16 CHEETAH =”CHEATER”, as in the answer to the question why you shouldn’t play cards when you’re on safari.
20 PALOMINO – PAL O’ MINe, Owned. Wikipedia assures me that both Trigger and Mr. Ed were palominos.
22 CURATE – RAT in CUE.
23 ARISTOCRATIC – (AIR)*, Time in SOCRATIC.
25 ISIS – gIgS mIsS. The Thames, but only the bit which flows through Oxford, hence “part”.
26 EYEGLASS – Good in [Energy, YE(old form of “the”), LASS].

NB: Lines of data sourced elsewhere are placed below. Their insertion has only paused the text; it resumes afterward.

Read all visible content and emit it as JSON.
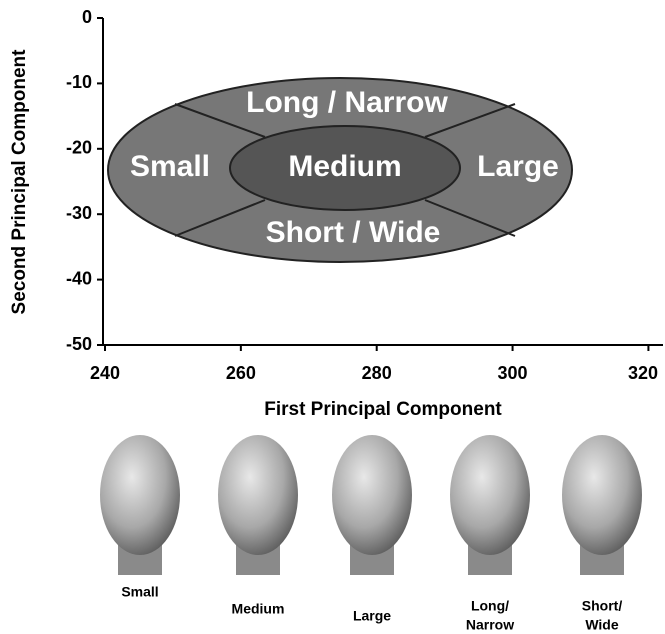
{
  "chart_data": {
    "type": "regions",
    "xlabel": "First Principal Component",
    "ylabel": "Second Principal Component",
    "xlim": [
      240,
      322
    ],
    "ylim": [
      -50,
      0
    ],
    "xticks": [
      240,
      260,
      280,
      300,
      320
    ],
    "yticks": [
      0,
      -10,
      -20,
      -30,
      -40,
      -50
    ],
    "regions": [
      "Long / Narrow",
      "Small",
      "Medium",
      "Large",
      "Short / Wide"
    ]
  },
  "faces": [
    {
      "caption": [
        "Small"
      ]
    },
    {
      "caption": [
        "Medium"
      ]
    },
    {
      "caption": [
        "Large"
      ]
    },
    {
      "caption": [
        "Long/",
        "Narrow"
      ]
    },
    {
      "caption": [
        "Short/",
        "Wide"
      ]
    }
  ]
}
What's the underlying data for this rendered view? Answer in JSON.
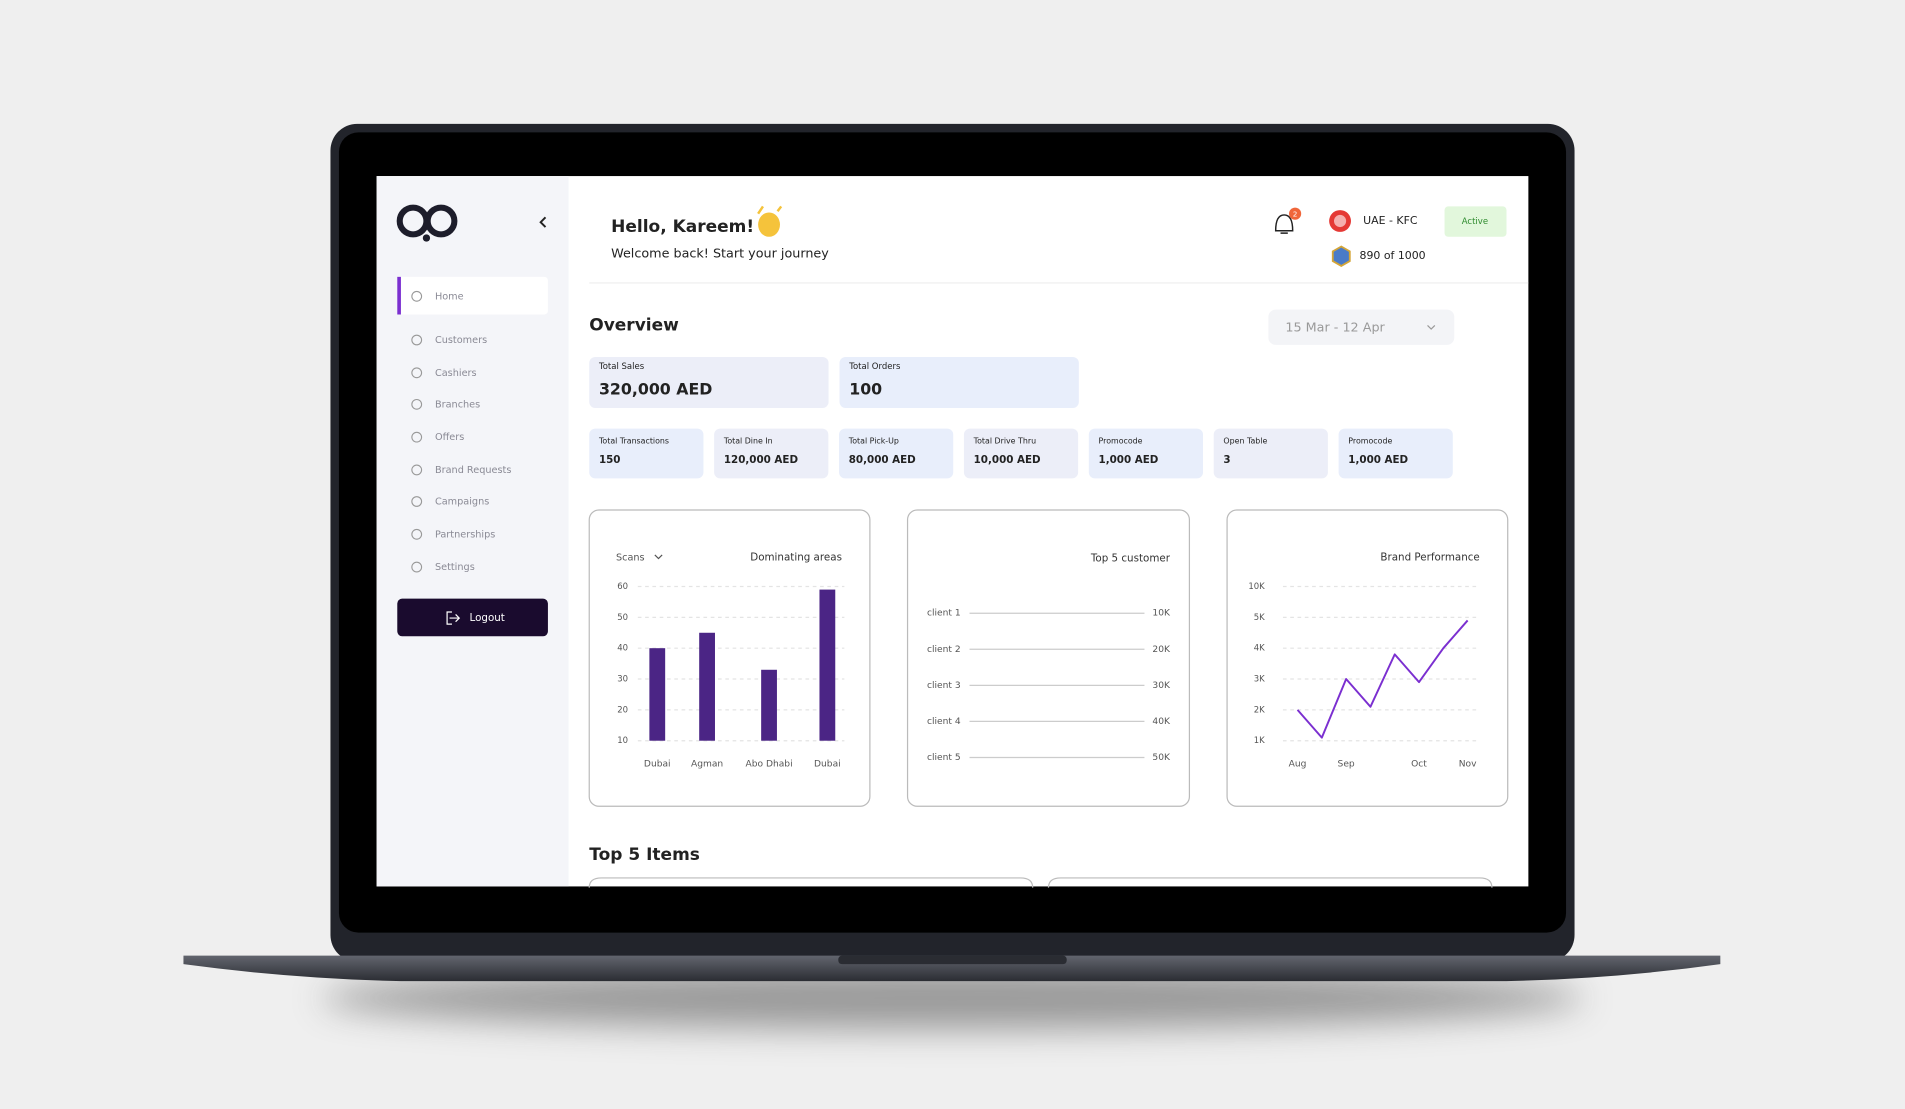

27 HABANERA – A BAN in HER Area. Another which went in from wordplay, because even though I’d never heard of it before, it certainly sounded very much like a dance (i.e. “steps taken”). And I did know the Habanero chilli, so it wasn’t inconceivable that Havana might give its name to more than one thing.
 
Down
2 ORCADIAN – Old ARCADIAN, the Arcadians being the proverbially happy and simple countryfolk of a bygone utopia. Though if you happen to know a) where Kirkwall is and b) what residents of Orkney are properly called, this answer will have gone in without needing to consider them.
3 COMBINATIONS – COMB(“dress”), NATION in IS. Combinations would be the ancestor of the onesie, I suppose…
4 ANALYTIC – ANA(“accounts”), Left, (CITY)rev.
5 ERMINEDrobE in [E.R. MIND].
6 HANG-UP – double def.
7 VISA – hidden in kieV IS An; possibly a comment on the slightly worrying situation in that part of the world.
8 RESEARCH – REES(the requisite Welshman) with half his letters reversed, ARCH(“chief”).
12 GEOMETRICIAN – (CAIROMEETING)*. Rene Descartes was influential in maths as well as philosophy, and quite literally a Renaissance Man.
15 UNPLACED – (PUNt)*, LACED(“beaten”).
17 HECATOMB – HECATE, the classical enchantress, with her final letter changed from E to O, then M.B. for the doctor. A hecatomb was a sacrifice of 100 oxen, so not the sort of thing to happen every day.
18 ANTERIOR – the port of RIO in [BANTER without the Bishop].
19 BOORISH – Old, O.R.(Other Ranks), in BISH. Another slightly old-fashioned one: I think it was Jennings who was regularly found committing some sort of fearful bish, though it may have been Nigel Molesworth.
21 ISOBAR – 1’S 0 BAR, as it might be written.
24 ILEX – Investigate, LEX (“law” in Latin). I think this is the clue where people are most likely to come to grief if they don’t have either the classical/legal knowledge to get the LEX part, or the botanical knowledge of what the holly family is called.